The mere fact that there has been a rift between the parties or that they are for the time living apart
does not mean that the marriage has come to an end.

It is possible that what may appear to one person to be irretrievable may appear to another as not
yet beyond repair. But such a state of things cannot be allowed to continue indefinitely, and there
must arrive a point of time when one of the parties should be permitted to seek the judgment of the
court as to whether there is or there is not a possibility of the marriage being retrieved.

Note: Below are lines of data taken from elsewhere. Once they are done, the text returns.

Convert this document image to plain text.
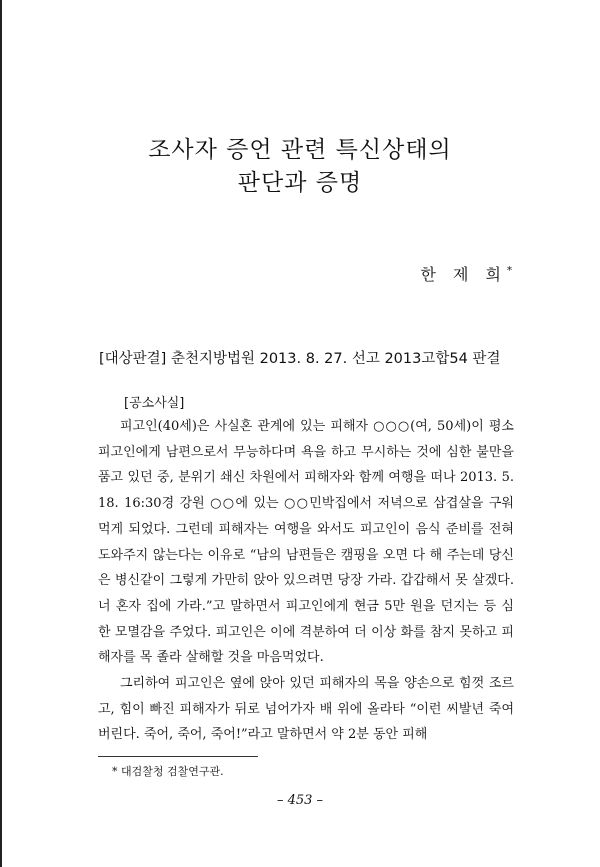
조사자 증언 관련 특신상태의
판단과 증명
한 제 희*
[대상판결] 춘천지방법원 2013. 8. 27. 선고 2013고합54 판결
[공소사실]

피고인(40세)은 사실혼 관계에 있는 피해자 ○○○(여, 50세)이 평소 피고인에게 남편으로서 무능하다며 욕을 하고 무시하는 것에 심한 불만을 품고 있던 중, 분위기 쇄신 차원에서 피해자와 함께 여행을 떠나 2013. 5. 18. 16:30경 강원 ○○에 있는 ○○민박집에서 저녁으로 삼겹살을 구워 먹게 되었다. 그런데 피해자는 여행을 와서도 피고인이 음식 준비를 전혀 도와주지 않는다는 이유로 “남의 남편들은 캠핑을 오면 다 해 주는데 당신은 병신같이 그렇게 가만히 앉아 있으려면 당장 가라. 갑갑해서 못 살겠다. 너 혼자 집에 가라.”고 말하면서 피고인에게 현금 5만 원을 던지는 등 심한 모멸감을 주었다. 피고인은 이에 격분하여 더 이상 화를 참지 못하고 피해자를 목 졸라 살해할 것을 마음먹었다.

그리하여 피고인은 옆에 앉아 있던 피해자의 목을 양손으로 힘껏 조르고, 힘이 빠진 피해자가 뒤로 넘어가자 배 위에 올라타 “이런 씨발년 죽여 버린다. 죽어, 죽어, 죽어!”라고 말하면서 약 2분 동안 피해

* 대검찰청 검찰연구관.
– 453 –
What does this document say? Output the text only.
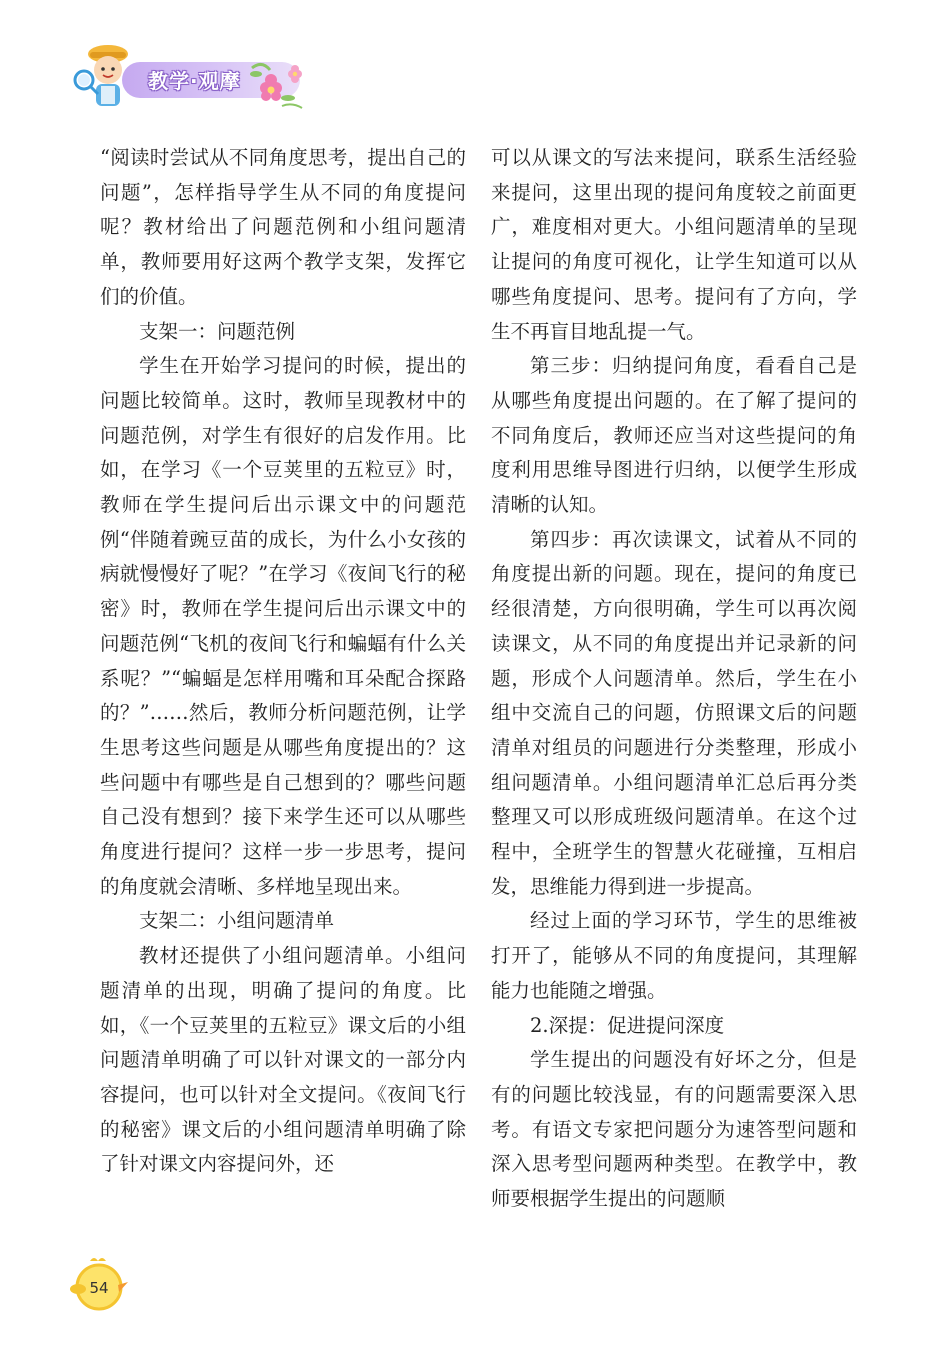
教学·观摩

“阅读时尝试从不同角度思考，提出自己的问题”，怎样指导学生从不同的角度提问呢？教材给出了问题范例和小组问题清单，教师要用好这两个教学支架，发挥它们的价值。

支架一：问题范例

学生在开始学习提问的时候，提出的问题比较简单。这时，教师呈现教材中的问题范例，对学生有很好的启发作用。比如，在学习《一个豆荚里的五粒豆》时，教师在学生提问后出示课文中的问题范例“伴随着豌豆苗的成长，为什么小女孩的病就慢慢好了呢？”在学习《夜间飞行的秘密》时，教师在学生提问后出示课文中的问题范例“飞机的夜间飞行和蝙蝠有什么关系呢？”“蝙蝠是怎样用嘴和耳朵配合探路的？”……然后，教师分析问题范例，让学生思考这些问题是从哪些角度提出的？这些问题中有哪些是自己想到的？哪些问题自己没有想到？接下来学生还可以从哪些角度进行提问？这样一步一步思考，提问的角度就会清晰、多样地呈现出来。

支架二：小组问题清单

教材还提供了小组问题清单。小组问题清单的出现，明确了提问的角度。比如，《一个豆荚里的五粒豆》课文后的小组问题清单明确了可以针对课文的一部分内容提问，也可以针对全文提问。《夜间飞行的秘密》课文后的小组问题清单明确了除了针对课文内容提问外，还

可以从课文的写法来提问，联系生活经验来提问，这里出现的提问角度较之前面更广，难度相对更大。小组问题清单的呈现让提问的角度可视化，让学生知道可以从哪些角度提问、思考。提问有了方向，学生不再盲目地乱提一气。

第三步：归纳提问角度，看看自己是从哪些角度提出问题的。在了解了提问的不同角度后，教师还应当对这些提问的角度利用思维导图进行归纳，以便学生形成清晰的认知。

第四步：再次读课文，试着从不同的角度提出新的问题。现在，提问的角度已经很清楚，方向很明确，学生可以再次阅读课文，从不同的角度提出并记录新的问题，形成个人问题清单。然后，学生在小组中交流自己的问题，仿照课文后的问题清单对组员的问题进行分类整理，形成小组问题清单。小组问题清单汇总后再分类整理又可以形成班级问题清单。在这个过程中，全班学生的智慧火花碰撞，互相启发，思维能力得到进一步提高。

经过上面的学习环节，学生的思维被打开了，能够从不同的角度提问，其理解能力也能随之增强。

2.深提：促进提问深度

学生提出的问题没有好坏之分，但是有的问题比较浅显，有的问题需要深入思考。有语文专家把问题分为速答型问题和深入思考型问题两种类型。在教学中，教师要根据学生提出的问题顺

54
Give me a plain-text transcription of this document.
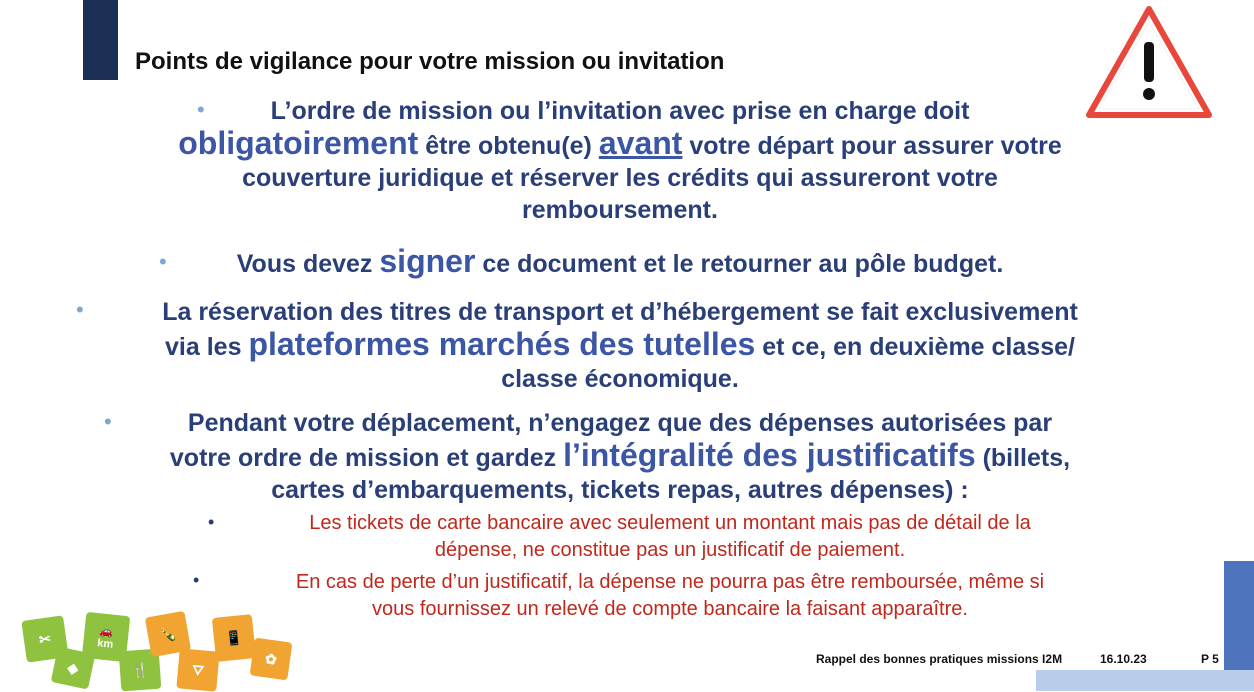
Points de vigilance pour votre mission ou invitation
•	L’ordre de mission ou l’invitation avec prise en charge doit
obligatoirement être obtenu(e) avant votre départ pour assurer votre
couverture juridique et réserver les crédits qui assureront votre
remboursement.

•	Vous devez signer ce document et le retourner au pôle budget.

•	La réservation des titres de transport et d’hébergement se fait exclusivement
via les plateformes marchés des tutelles et ce, en deuxième classe/
classe économique.

•	Pendant votre déplacement, n’engagez que des dépenses autorisées par
votre ordre de mission et gardez l’intégralité des justificatifs (billets,
cartes d’embarquements, tickets repas, autres dépenses) :

•	Les tickets de carte bancaire avec seulement un montant mais pas de détail de la
dépense, ne constitue pas un justificatif de paiement.

•	En cas de perte d’un justificatif, la dépense ne pourra pas être remboursée, même si
vous fournissez un relevé de compte bancaire la faisant apparaître.

✂	🚗
km
◆	🍴
🍾
⛛
📱
✿	Rappel des bonnes pratiques missions I2M	16.10.23	P 5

Criticism by the Govt.: The Government of India, Ministry of Education, Department of Social
Welfare, has expressed the review that making irretrievable breakdown of marriage a ground for
grant of a decree of divorce is redundant in the light of the fact that sufficient grounds covering
‘irretrievable breakdown of marriage’ exist in the Hindu Marriage Act and the Marriage Laws
Amendment Act, 1976, for the purpose of seeking divorced.

Thus we see that though a lot of authorities have deliberated upon the aspect of irretrievable
breakdown of marriage as a ground for divorce there has also been a vast majority of authorities
that have seen the drawbacks behind this concept of breakdown theory and are not in favor of its
legislative birth and implementation.

Conclusion
Thus to conclude, it can be said that marriage is an institution in the maintenance of which the
public at large is deeply interested. It is the foundation of the family and in turn of the society
without which no civilisation can exist. This foundation presupposes the existence of a platform build
on the basis of sound understanding between the spouses. If this understanding is missing between
the spouses and the marriage is a continuous malady, then it is desirable that the marriage should
be dissolve with the intervention of the court. There is no useful purpose surved by continuing such
a marriage. Thus, on the basis of "irretrievable breakdown theory" such marriage should be
dissolved for the common betterment of both the spouses.
This is the reason why the attitude of legislature changed from the "guilt theory" to the "divorce by
mutual consent" (the consent theory). There may be a case where relation of the parties has broken
down irretrievably and there is no chance of reconciliation and they are also not ready for divorce by
mutual consent. In that eventuality continuing such relation is futile and as per Irretrievable
Breakdown of Marriage theory such marriage should be dissolved. It is high time that we appreciate
the need of Irretrievable Breakdown of Marriage theory so that spouses can have a new and better
life instead of wasting their "young days" in courts.